The shouting, and the cries, were much louder now.

Brenda Hamilton would not be permitted to enter the camp on her own feet, even wrists bound, and tethered.

She would be carried, trussed, over the threshold of the camp, as meat or game.

She would be thrown to its ground at the feet of the skinning poles.

She was slave.

Brenda Hamilton, bound hand and foot, was carried lightly, helplessly, into the camp, over the shoulder of Tree, the Hunter.

She became aware of men, and women and children, crowding about her.
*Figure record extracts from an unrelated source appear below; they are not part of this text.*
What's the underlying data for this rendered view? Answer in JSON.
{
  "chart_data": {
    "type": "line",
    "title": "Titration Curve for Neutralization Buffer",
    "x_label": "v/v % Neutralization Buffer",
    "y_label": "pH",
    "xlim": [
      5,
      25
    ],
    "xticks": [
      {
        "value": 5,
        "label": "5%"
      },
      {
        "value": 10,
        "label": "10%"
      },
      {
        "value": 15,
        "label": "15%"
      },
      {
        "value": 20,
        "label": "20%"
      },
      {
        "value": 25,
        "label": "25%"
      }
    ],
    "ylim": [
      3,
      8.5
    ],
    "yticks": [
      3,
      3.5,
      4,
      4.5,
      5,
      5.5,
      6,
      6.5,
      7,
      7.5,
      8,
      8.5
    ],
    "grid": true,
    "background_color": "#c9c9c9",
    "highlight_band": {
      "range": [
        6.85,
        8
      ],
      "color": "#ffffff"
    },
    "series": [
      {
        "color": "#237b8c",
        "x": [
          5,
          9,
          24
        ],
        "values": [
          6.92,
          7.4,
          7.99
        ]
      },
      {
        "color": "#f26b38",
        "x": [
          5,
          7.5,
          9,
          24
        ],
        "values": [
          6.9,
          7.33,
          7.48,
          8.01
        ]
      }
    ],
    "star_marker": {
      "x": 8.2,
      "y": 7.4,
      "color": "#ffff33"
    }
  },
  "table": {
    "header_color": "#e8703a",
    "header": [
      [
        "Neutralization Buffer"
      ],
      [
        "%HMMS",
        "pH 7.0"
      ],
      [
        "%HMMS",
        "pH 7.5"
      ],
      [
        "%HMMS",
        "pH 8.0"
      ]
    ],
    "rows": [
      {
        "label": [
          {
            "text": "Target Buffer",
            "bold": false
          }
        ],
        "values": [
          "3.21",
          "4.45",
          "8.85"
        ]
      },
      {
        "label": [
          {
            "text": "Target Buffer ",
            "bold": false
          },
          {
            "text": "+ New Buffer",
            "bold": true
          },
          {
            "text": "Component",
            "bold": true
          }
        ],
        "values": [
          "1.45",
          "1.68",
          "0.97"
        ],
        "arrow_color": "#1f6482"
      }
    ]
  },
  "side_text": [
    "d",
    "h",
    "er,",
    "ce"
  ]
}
She was aware of huts, and smells.

She was aware of two sets of poles, one set consisting of two upright poles and several small, slender poles, lashed horizontally between them, from which hung strips of drying meat; the other set consisting of two crossed poles at each end, bound together at the top, with a lateral pole set in the joinings of the end poles; from this lateral pole, on the one set of poles, there hung, upside down, hind feet stretched and bound to the pole, a small deer, its head dangling peculiarly, its throat opened. There was dried blood matted in the white fur at the bottom of its head, beneath its mouth.

Tree stopped with his prize before this latter set of poles, from which hung the deer, which had had its throat cut, that the hunters might have the blood.

Brenda Hamilton was conscious of the ease with which she was carried, that she was so slight a burden for his strength, and of his arm, bronzed and muscular, holding her on his shoulder.

Tree stood with his prize before the skinning rack, to which is brought meat, and game, and slaves.

Over his shoulder, head down, Brenda Hamilton felt the inhabitants of the encampment press about her, eager, excited, talking, curious, commenting, speculating, some feeling her body and hair. Then she felt Tree’s body stiffen. And the crowd of women, children and men, fell back, and was silent.

Someone, she knew, had approached.

She heard voices.

“Where have you been?” asked Spear.

“I have been hunting,” said Tree.

“What have you caught?” asked Spear.

“This,” said Tree.

Rudely Brenda Hamilton, bound hand and foot, was thrown to the dirt of the camp, at the foot of the skinning rack.